Ipswich is a rural town, not a metropolitan city with hundreds of thousands of daily commuters; given the size of the town’s population, we are talking about hundreds of people, not thousands, on the move during morning and evening rush hours. Many already cycle or walk into town, take the bus, or use their cars for convenience, dropping off and collecting the kids at school, doing a quick shop or checking on elderly relatives en route. Beyond the peak, buses in the town are often virtually empty, whilst services in rural areas are limited and trains are not only unreliable, but expensive following a recent six per cent fare increase.
Yet the essence of the strategy is to remove cars from the town centre, inevitably impacting existing and potential economic growth.
For example, Ipswich Town Football Club draws hundreds of visitors into the town for its increasingly successful games, with supporters using a range of transport: trains, coaches, as well as cars. They pack the bars and nearby food outlets, often staying overnight. A new 100-room hotel backing onto the ground will undoubtedly prove popular when it opens shortly.
There are, realistically, four or five main roads into the town, which are inevitably subject to queuing at peak times. Such queuing is regularly exacerbated by uncoordinated road works, with some routes repeatedly closed without advance warning! Yet the ITTF strategy seems to imply changes to these roads, to reduce vehicle access, when it should be improved.
And, buried within the text is a threat to the outer town centre with ‘general traffic managed through secondary tier parking charges’, without any clarity as to what this could mean.
The report’s authors have ignored the potential impact on essential services such as plumbers and electricians, gardeners and cleaners, many self-employed, who drive to jobs in their vans; these are likely to be their only vehicles, no doubt powered by diesel or petrol. There has also been a huge increase in the amount of home delivery by supermarkets and other suppliers, negotiating not just Ipswich’s main roads but the narrow routes bordered by rows of Victorian terraces.
In the last few years, millions of pounds have been spent to make roads across Suffolk more cyclist friendly. Nevertheless, too few take their own responsibilities seriously, riding on pavements without due regard for pedestrians. It is time for them to be regulated for their own, and public, safety and to contribute to the road fund tax.

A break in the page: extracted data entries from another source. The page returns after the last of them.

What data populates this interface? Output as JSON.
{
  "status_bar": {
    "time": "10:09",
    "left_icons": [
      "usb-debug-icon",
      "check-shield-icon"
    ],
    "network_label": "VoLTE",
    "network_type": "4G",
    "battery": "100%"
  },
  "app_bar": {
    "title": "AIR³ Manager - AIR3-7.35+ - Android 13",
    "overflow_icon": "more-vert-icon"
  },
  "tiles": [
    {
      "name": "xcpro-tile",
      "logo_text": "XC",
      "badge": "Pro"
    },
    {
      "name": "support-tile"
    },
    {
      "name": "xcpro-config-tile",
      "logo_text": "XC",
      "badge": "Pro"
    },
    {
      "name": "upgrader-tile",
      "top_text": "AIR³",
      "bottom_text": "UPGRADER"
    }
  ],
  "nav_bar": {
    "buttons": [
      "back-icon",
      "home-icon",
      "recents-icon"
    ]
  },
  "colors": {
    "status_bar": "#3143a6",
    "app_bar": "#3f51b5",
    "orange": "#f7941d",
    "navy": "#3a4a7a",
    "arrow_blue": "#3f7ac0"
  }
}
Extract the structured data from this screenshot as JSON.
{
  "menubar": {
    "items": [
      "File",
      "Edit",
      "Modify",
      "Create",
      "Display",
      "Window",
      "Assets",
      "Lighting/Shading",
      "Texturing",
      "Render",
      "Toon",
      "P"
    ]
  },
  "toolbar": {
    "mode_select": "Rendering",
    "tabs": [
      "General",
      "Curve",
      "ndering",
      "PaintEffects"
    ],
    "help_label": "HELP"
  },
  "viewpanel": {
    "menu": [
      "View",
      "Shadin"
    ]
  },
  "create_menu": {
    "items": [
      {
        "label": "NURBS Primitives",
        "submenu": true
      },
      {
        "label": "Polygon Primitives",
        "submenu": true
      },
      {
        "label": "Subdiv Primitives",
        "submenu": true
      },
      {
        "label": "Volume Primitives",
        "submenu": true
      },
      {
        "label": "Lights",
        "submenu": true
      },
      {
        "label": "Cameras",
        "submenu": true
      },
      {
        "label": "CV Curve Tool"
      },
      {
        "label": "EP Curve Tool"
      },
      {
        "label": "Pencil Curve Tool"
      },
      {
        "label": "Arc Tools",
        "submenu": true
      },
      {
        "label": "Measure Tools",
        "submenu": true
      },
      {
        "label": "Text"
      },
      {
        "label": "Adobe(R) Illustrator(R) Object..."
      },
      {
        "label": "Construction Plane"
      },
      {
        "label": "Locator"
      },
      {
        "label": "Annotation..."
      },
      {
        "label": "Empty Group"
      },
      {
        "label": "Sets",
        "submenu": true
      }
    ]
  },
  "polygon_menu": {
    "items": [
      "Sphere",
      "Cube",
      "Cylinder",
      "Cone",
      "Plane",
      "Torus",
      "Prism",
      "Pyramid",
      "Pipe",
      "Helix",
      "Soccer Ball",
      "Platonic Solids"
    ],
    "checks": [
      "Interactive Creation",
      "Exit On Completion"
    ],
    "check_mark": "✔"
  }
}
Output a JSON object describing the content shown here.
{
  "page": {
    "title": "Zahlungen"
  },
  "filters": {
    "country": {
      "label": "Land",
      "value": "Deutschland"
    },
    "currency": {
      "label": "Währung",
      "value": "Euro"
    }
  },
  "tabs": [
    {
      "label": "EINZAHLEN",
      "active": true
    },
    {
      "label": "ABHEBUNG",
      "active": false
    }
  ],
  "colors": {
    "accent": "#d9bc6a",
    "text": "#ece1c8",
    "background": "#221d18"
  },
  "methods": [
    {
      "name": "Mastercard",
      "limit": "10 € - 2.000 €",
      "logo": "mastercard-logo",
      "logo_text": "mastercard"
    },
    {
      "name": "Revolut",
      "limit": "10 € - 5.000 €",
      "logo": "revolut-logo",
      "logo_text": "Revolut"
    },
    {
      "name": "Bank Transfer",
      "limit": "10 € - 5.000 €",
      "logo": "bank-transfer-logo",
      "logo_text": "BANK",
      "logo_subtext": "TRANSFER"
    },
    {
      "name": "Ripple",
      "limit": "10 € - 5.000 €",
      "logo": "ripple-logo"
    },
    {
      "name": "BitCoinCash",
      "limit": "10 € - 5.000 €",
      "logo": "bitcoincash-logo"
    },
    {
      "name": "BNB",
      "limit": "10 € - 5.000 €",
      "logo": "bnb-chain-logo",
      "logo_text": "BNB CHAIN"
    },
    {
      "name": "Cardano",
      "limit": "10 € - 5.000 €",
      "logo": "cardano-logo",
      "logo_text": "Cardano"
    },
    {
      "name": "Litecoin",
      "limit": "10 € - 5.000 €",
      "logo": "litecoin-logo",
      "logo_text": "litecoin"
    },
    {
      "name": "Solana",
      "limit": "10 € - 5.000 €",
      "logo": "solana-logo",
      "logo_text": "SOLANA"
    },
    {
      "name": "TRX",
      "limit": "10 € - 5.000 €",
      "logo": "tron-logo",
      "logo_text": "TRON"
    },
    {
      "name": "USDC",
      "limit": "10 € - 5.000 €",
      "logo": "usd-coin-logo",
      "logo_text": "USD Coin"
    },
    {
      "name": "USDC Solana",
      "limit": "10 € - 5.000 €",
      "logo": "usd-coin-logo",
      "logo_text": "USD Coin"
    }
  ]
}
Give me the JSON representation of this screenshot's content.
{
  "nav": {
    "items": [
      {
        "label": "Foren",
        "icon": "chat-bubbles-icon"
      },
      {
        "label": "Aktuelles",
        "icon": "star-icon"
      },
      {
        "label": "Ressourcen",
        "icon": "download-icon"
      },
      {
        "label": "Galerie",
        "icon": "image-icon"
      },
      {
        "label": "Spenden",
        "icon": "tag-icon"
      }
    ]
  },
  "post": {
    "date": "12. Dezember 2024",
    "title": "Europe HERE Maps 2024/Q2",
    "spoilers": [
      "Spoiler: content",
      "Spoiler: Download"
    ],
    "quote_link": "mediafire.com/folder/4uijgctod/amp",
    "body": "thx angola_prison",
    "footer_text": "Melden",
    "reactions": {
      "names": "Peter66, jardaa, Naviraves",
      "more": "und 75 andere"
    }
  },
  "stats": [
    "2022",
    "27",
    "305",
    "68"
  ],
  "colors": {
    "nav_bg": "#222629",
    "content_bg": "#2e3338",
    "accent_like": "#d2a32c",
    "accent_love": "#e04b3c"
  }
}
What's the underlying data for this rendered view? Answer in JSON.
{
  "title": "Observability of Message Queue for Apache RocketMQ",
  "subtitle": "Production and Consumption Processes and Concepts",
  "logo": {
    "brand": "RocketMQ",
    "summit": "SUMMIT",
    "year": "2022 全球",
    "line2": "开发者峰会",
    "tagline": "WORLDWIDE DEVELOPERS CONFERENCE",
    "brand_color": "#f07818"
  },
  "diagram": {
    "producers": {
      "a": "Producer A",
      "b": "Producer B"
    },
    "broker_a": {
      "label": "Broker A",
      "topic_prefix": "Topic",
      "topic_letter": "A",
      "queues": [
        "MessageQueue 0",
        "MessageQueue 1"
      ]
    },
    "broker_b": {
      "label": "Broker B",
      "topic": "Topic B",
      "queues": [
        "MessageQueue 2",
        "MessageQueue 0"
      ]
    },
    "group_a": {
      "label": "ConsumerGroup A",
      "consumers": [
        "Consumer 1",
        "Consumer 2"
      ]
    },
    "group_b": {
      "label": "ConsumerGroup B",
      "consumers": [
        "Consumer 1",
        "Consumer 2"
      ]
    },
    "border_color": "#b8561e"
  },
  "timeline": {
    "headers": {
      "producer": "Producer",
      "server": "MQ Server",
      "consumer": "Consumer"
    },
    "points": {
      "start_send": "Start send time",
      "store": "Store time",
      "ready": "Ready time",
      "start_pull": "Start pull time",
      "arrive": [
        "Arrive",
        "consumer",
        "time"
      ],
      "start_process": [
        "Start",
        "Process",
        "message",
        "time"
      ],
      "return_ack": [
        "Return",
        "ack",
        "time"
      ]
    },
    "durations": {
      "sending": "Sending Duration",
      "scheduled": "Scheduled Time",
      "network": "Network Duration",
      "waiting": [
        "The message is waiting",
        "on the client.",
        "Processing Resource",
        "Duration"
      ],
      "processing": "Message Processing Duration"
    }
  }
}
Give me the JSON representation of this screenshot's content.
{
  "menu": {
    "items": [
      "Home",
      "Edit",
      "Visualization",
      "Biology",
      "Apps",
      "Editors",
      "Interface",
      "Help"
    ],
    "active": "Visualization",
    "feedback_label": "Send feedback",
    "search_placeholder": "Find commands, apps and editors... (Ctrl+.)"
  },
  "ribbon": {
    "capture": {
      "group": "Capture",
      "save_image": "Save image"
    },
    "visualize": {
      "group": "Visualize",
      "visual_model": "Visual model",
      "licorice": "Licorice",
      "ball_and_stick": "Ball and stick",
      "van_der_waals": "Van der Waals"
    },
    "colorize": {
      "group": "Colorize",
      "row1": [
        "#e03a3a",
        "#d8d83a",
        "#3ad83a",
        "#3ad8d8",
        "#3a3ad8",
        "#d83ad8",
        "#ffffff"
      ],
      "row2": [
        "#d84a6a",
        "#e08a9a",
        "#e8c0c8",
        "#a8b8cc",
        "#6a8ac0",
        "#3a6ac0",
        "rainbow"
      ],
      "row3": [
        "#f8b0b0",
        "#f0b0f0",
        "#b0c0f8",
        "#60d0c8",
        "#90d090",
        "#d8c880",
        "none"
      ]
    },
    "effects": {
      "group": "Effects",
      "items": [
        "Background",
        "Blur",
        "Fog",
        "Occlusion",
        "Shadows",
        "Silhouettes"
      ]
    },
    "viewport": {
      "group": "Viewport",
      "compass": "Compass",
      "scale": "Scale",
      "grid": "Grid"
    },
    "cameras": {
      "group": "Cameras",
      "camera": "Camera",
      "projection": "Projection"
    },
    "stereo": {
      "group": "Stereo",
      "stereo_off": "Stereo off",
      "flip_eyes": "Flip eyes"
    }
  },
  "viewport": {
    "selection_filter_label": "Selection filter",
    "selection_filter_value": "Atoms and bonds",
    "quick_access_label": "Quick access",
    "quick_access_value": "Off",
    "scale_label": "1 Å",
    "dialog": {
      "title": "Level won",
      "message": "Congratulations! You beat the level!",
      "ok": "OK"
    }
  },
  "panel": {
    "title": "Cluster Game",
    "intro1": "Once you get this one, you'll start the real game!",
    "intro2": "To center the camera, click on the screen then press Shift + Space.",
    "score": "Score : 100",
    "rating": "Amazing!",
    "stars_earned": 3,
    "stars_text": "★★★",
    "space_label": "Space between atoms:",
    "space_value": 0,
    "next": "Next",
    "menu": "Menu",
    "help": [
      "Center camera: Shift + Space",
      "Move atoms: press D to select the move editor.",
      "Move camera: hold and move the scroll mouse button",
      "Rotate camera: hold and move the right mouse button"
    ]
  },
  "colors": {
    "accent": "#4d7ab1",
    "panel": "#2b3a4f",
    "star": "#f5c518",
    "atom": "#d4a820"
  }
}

As local authorities complain about the lack of government funding to meet soaring costs, and Council Tax increases, this is not the time to waste what funds are available on proposals like those from the ITTF which will discourage inward investment.
The average Suffolk wage is less than £30,000 a year and, after pandemic lockdowns, people are frankly fed up with politicians telling them what they can and can’t do. We are a democracy, not a dictatorship. Living in a rural area, having a car is not a luxury; for many people it is essential to cope with the pressures of their daily lives. If they can’t drive to facilities in central Ipswich, they will go elsewhere. Public transport can never offer the same flexibility at all times, day and night.